Agent wraps analysis in report markers → chat shows a compact card: "📊 Results ready · View Report →"
Clicking opens a floating Results Dashboard panel alongside the canvas
Dashboard renders formatted markdown: tables, headers, bold metrics, key insights
Copy button to clipboard, Export button to download as markdown
Timestamped so users know when the analysis was generated
Auto-updates when agent sends new analysis

The experience: Canvas on the left showing your DAG, Results Dashboard on the right showing your analysis, chat in between for interaction.
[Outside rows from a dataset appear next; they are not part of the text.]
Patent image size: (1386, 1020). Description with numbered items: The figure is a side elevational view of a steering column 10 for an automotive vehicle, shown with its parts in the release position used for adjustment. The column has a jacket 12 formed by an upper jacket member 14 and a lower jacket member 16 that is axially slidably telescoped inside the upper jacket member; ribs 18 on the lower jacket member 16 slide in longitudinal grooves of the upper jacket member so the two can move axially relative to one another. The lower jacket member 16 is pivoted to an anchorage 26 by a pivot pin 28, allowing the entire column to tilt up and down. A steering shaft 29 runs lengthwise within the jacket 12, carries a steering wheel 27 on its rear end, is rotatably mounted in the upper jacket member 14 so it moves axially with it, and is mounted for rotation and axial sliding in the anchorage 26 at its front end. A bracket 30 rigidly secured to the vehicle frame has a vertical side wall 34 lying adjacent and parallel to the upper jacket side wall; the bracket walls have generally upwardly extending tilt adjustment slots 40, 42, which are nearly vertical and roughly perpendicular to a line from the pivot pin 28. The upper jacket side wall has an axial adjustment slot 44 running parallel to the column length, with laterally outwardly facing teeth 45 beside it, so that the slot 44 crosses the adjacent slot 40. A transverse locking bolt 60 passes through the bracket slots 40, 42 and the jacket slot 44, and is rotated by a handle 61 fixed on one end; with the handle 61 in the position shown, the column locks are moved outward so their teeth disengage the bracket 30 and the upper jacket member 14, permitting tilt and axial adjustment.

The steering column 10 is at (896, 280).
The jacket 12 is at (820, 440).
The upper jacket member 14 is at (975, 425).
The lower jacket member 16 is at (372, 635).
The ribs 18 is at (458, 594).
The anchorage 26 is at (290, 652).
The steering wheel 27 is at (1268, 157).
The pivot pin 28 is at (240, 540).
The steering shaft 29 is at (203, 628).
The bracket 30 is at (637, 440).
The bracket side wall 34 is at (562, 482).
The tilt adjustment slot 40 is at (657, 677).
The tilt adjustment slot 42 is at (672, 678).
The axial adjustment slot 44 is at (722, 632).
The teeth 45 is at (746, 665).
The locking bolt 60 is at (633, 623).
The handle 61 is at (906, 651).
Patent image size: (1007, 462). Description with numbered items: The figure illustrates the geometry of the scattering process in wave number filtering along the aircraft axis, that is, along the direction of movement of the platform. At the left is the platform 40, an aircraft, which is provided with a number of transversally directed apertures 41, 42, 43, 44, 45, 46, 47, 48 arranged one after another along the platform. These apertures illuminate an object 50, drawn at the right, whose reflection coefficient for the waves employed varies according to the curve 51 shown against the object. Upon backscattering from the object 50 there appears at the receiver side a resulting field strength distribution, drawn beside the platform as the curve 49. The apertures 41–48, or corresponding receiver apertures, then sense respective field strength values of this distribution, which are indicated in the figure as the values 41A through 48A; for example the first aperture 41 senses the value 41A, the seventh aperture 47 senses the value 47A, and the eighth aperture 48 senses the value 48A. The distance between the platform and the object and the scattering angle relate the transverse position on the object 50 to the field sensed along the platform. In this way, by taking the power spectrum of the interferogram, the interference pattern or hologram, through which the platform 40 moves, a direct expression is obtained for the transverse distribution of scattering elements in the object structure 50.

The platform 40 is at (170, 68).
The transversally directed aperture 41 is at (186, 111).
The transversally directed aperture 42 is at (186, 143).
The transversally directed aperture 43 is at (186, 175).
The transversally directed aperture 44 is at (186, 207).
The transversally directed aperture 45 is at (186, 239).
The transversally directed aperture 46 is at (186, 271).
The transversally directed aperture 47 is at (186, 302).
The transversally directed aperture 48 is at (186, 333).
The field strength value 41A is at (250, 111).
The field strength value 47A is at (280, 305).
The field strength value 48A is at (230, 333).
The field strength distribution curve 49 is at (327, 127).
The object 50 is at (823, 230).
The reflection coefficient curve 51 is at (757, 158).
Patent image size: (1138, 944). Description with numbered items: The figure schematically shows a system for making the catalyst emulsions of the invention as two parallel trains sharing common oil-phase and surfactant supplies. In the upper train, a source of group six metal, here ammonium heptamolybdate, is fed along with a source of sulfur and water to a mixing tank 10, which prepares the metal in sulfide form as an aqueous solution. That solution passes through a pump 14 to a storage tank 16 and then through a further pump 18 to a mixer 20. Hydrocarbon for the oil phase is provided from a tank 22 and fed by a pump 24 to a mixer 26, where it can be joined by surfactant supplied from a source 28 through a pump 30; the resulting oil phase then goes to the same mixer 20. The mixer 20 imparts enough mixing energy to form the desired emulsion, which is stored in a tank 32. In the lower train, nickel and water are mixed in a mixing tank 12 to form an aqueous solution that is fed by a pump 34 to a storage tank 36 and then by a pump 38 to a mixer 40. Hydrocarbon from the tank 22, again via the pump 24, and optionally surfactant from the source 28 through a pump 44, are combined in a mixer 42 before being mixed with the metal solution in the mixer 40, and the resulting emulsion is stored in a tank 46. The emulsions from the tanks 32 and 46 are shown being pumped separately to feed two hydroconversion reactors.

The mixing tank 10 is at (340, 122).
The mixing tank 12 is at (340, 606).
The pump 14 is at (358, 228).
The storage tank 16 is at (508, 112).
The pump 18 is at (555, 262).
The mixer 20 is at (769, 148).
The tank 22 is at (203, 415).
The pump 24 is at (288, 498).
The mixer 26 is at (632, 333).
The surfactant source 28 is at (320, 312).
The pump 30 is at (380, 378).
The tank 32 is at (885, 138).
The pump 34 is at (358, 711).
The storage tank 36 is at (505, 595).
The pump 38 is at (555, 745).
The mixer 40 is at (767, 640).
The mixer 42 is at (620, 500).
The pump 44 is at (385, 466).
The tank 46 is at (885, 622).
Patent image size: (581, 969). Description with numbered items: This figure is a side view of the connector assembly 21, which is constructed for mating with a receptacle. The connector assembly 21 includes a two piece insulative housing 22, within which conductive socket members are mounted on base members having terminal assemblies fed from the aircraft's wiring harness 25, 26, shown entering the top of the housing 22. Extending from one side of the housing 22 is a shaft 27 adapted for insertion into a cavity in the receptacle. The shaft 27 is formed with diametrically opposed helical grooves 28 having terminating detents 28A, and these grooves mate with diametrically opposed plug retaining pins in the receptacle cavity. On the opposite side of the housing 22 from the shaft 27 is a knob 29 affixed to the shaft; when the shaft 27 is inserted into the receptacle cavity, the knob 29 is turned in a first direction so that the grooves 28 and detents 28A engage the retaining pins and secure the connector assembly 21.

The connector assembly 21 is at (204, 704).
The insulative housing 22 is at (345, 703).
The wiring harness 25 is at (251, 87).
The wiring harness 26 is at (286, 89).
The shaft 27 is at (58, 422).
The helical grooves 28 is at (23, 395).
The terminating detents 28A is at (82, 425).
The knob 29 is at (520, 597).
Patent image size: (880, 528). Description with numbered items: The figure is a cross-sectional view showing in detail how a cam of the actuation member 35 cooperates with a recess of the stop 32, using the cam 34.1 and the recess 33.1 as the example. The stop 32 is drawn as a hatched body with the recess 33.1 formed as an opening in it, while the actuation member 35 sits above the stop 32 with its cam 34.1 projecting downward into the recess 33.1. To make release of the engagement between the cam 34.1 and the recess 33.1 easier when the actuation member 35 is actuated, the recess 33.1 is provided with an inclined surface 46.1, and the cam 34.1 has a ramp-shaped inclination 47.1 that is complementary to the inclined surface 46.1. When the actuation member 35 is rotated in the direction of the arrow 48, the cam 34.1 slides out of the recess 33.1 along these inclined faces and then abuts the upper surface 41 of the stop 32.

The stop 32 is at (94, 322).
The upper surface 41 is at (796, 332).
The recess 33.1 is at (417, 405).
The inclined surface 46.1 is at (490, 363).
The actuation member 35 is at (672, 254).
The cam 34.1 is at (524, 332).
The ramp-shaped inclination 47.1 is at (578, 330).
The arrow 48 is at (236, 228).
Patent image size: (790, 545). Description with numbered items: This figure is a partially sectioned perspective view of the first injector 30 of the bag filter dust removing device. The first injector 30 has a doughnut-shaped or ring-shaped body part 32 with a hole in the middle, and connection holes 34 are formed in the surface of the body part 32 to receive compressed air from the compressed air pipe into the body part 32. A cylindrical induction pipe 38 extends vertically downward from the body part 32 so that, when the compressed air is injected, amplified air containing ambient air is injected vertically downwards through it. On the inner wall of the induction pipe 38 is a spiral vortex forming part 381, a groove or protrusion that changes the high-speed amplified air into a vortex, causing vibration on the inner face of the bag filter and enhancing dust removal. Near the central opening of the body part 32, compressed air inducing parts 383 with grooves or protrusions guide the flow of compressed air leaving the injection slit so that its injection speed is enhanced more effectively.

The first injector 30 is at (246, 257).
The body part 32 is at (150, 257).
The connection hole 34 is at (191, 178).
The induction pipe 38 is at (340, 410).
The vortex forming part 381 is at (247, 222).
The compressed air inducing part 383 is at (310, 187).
Everything visible at once — no tab switching, no scrolling through messages.
Demo Scenario

Open Dataset Bank → search "diabetes" → filter "Biomedical" → see Pima Indians Diabetes dataset
Click "🔗 View on UCI" to verify → click "☁ Import" → dataset appears in Your Datasets
Open a workflow → ask the Diabetes Agent: "Build a classification workflow using my diabetes dataset"
Agent generates the workflow on canvas
Ask: "Run it and give me a comparison report"
Agent runs workflow, produces analysis → "📊 Results ready · View Report →"
Click → Results Dashboard opens with formatted model comparison table, winner, key insights
Copy the report to share with advisor

Files Changed
Dataset Bank (Frontend)

dashboard/component/user/dataset-bank/ — DatasetBankComponent (page, search, categories, cards)
dashboard/component/user/dataset-bank/dataset-bank.seed.ts — Curated seed of 20+ popular datasets
dashboard/service/dataset-bank/dataset-bank.service.ts — Fetch, filter, import logic

Dataset Search (Agent Service)

agent-service/src/agent/tools/dataset-search-tool.ts — search_datasets tool (dkNET + UCI + Kaggle)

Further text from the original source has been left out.